Before giving the survey I went into detail about each topic. The purple is measurement and I’m not sure why it didn’t show up with my advanced table Gform add-on. The next question was related to why they felt this was their favorite topic. Here are a few responses:
Next time I’m going to put a minimum character limit to extract more information.
The next section, which was the largest, was related to instruction models/activities. Students rated them (1-5) 1 being the least effective for learning and 5 being the most. A brief explanation of the items is in each caption.
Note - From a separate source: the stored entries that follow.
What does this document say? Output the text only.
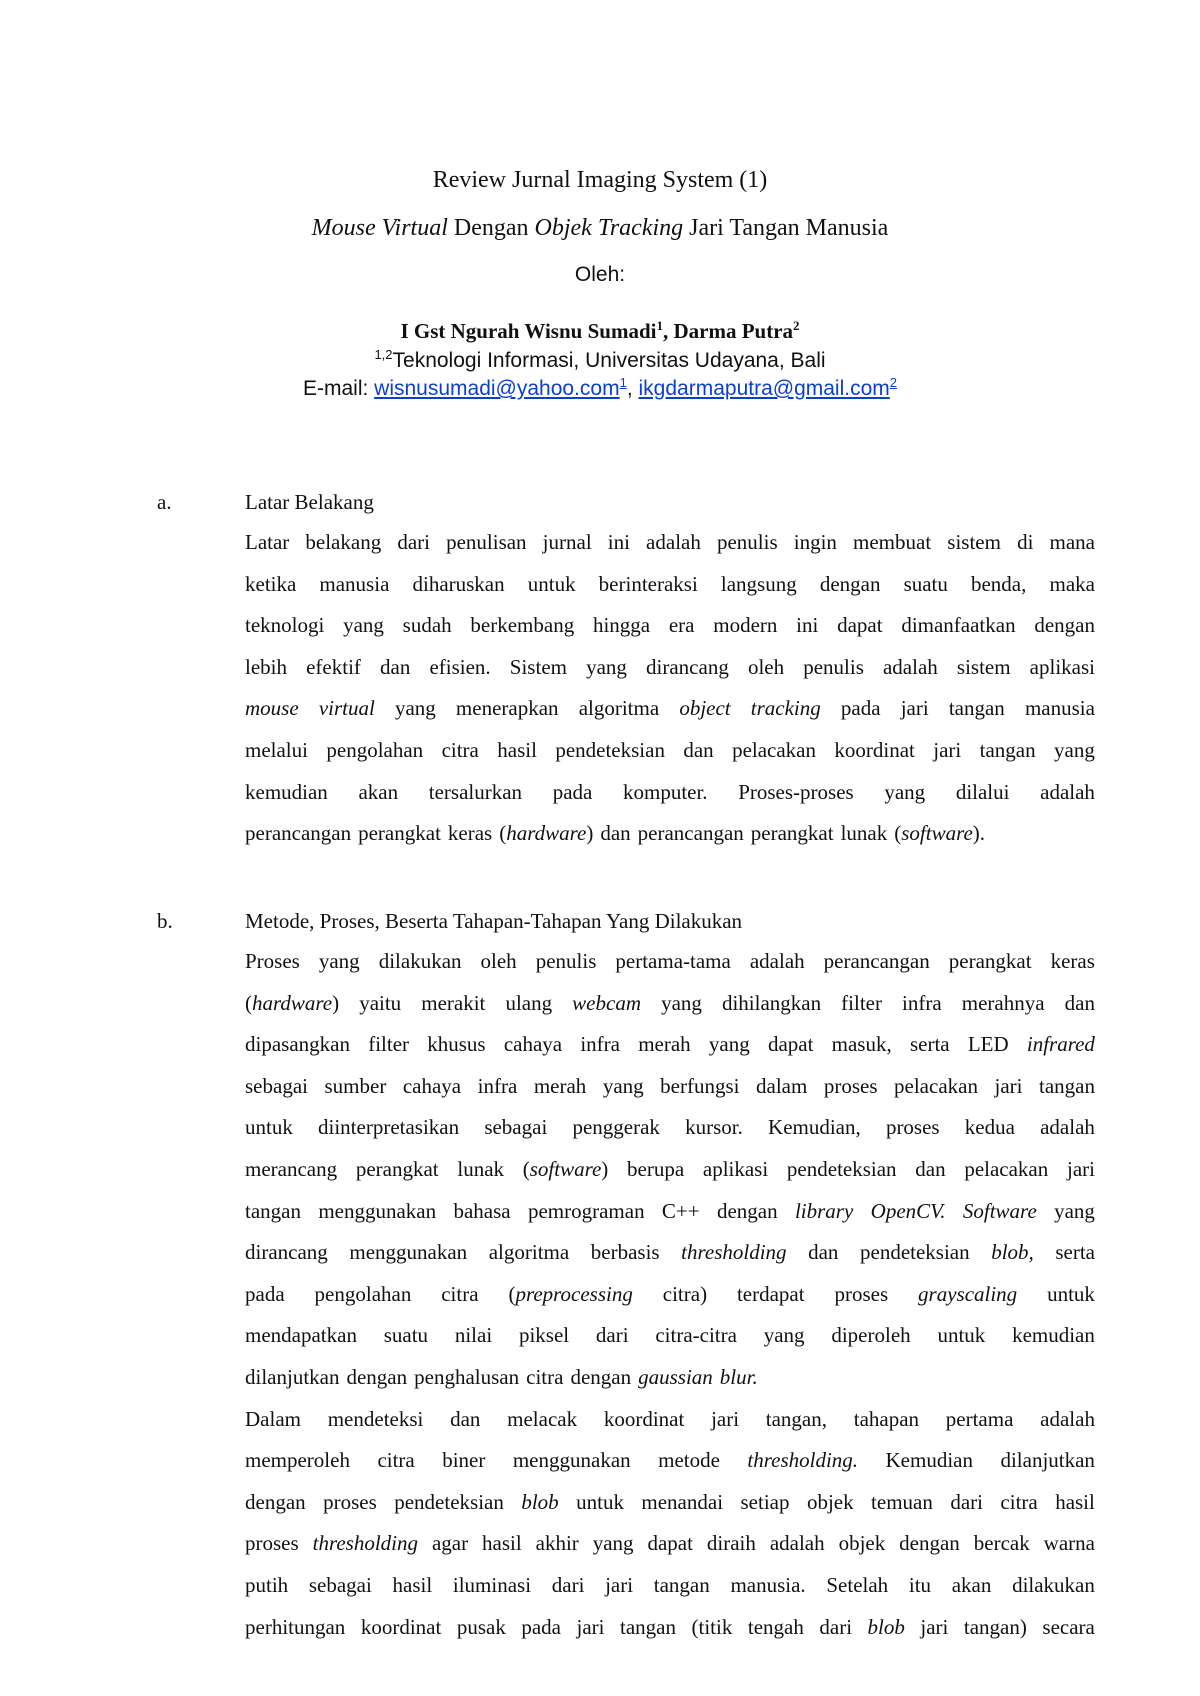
Review Jurnal Imaging System (1)
Mouse Virtual Dengan Objek Tracking Jari Tangan Manusia
Oleh:
I Gst Ngurah Wisnu Sumadi$^1$, Darma Putra$^2$
$^{1,2}$Teknologi Informasi, Universitas Udayana, Bali
E-mail: wisnusumadi@yahoo.com$^1$, ikgdarmaputra@gmail.com$^2$
a.	Latar Belakang
Latar belakang dari penulisan jurnal ini adalah penulis ingin membuat sistem di mana
ketika manusia diharuskan untuk berinteraksi langsung dengan suatu benda, maka
teknologi yang sudah berkembang hingga era modern ini dapat dimanfaatkan dengan
lebih efektif dan efisien. Sistem yang dirancang oleh penulis adalah sistem aplikasi
mouse virtual yang menerapkan algoritma object tracking pada jari tangan manusia
melalui pengolahan citra hasil pendeteksian dan pelacakan koordinat jari tangan yang
kemudian akan tersalurkan pada komputer. Proses-proses yang dilalui adalah
perancangan perangkat keras (hardware) dan perancangan perangkat lunak (software).
b.	Metode, Proses, Beserta Tahapan-Tahapan Yang Dilakukan
Proses yang dilakukan oleh penulis pertama-tama adalah perancangan perangkat keras
(hardware) yaitu merakit ulang webcam yang dihilangkan filter infra merahnya dan
dipasangkan filter khusus cahaya infra merah yang dapat masuk, serta LED infrared
sebagai sumber cahaya infra merah yang berfungsi dalam proses pelacakan jari tangan
untuk diinterpretasikan sebagai penggerak kursor. Kemudian, proses kedua adalah
merancang perangkat lunak (software) berupa aplikasi pendeteksian dan pelacakan jari
tangan menggunakan bahasa pemrograman C++ dengan library OpenCV. Software yang
dirancang menggunakan algoritma berbasis thresholding dan pendeteksian blob, serta
pada pengolahan citra (preprocessing citra) terdapat proses grayscaling untuk
mendapatkan suatu nilai piksel dari citra-citra yang diperoleh untuk kemudian
dilanjutkan dengan penghalusan citra dengan gaussian blur.
Dalam mendeteksi dan melacak koordinat jari tangan, tahapan pertama adalah
memperoleh citra biner menggunakan metode thresholding. Kemudian dilanjutkan
dengan proses pendeteksian blob untuk menandai setiap objek temuan dari citra hasil
proses thresholding agar hasil akhir yang dapat diraih adalah objek dengan bercak warna
putih sebagai hasil iluminasi dari jari tangan manusia. Setelah itu akan dilakukan
perhitungan koordinat pusak pada jari tangan (titik tengah dari blob jari tangan) secara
I had 59 students take the survey, but I have 65 + students in 3-5th grade. Some of them were out for other activities during the time the survey took place. Something to consider … some of these activities were used more frequently so students had a larger sample size. Overall though, it seems students enjoyed most of the tools/activities for learning about mathematics. I think it should be mentioned that there’s a difference between a tool and strategy and I might be blending the lines a bit in this post.
The tools in the box were used independently or with a partner. They also required some type of technology (iPad, Chromebook), while the other four didn’t. I think having a blend between the tools/strategies is helpful and students aren’t dependent on using one medium to show their learning. I’m looking forward to diving more into this data as the summer progresses.